A few other businesses, including Alphabet's Waymo and Amazon's Zoox, have received state approval to test without safety drivers. California allows only two businesses to deploy commercial self-driving technology: Waymo and Nuro, an autonomous delivery firm.
Apple's testing totals are significantly lower than those of more advanced autonomous vehicle developers, though the state's reporting restrictions make them tough to compare directly. Waymo drove 3.7 million testing miles in California with a safety driver and 1.2 million without someone behind the wheel.
According to other federal documents, the business drove an additional 1.6 million miles with passengers in the automobile. (Waymo also operates a driverless service in Phoenix and is testing in Austin, Texas; however, those operations are not included in this data.)

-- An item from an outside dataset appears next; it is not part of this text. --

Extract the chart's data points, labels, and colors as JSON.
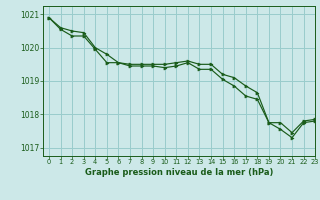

Apple's Autonomous Vehicle Ambitions in the Wake of Industry Shifts
Even Cruise, General Motors' controversial autonomous vehicle subsidiary, which had its California deployment permit terminated in October and national testing halted shortly thereafter, drove about 2.65 million testing miles in the state in 2023, nearly 2.2 million more than Apple.
The data released by the California government today is even more interesting in light of a Bloomberg article from last month, which stated that Apple had scaled back its plans to construct a self-driving electric vehicle.
Whereas the corporation formerly aspired to create a car that could drive itself anywhere, at any time, Bloomberg claimed that Apple now plans to develop automated driving-assistance capabilities similar to those given by manufacturers such as Tesla, Ford, and Mercedes-Benz. Though these features include automatic aspects, drivers must always pay attention to the road. Bloomberg claimed that the debut date for the scaled-down Apple EV has been pushed back from 2026 to 2028.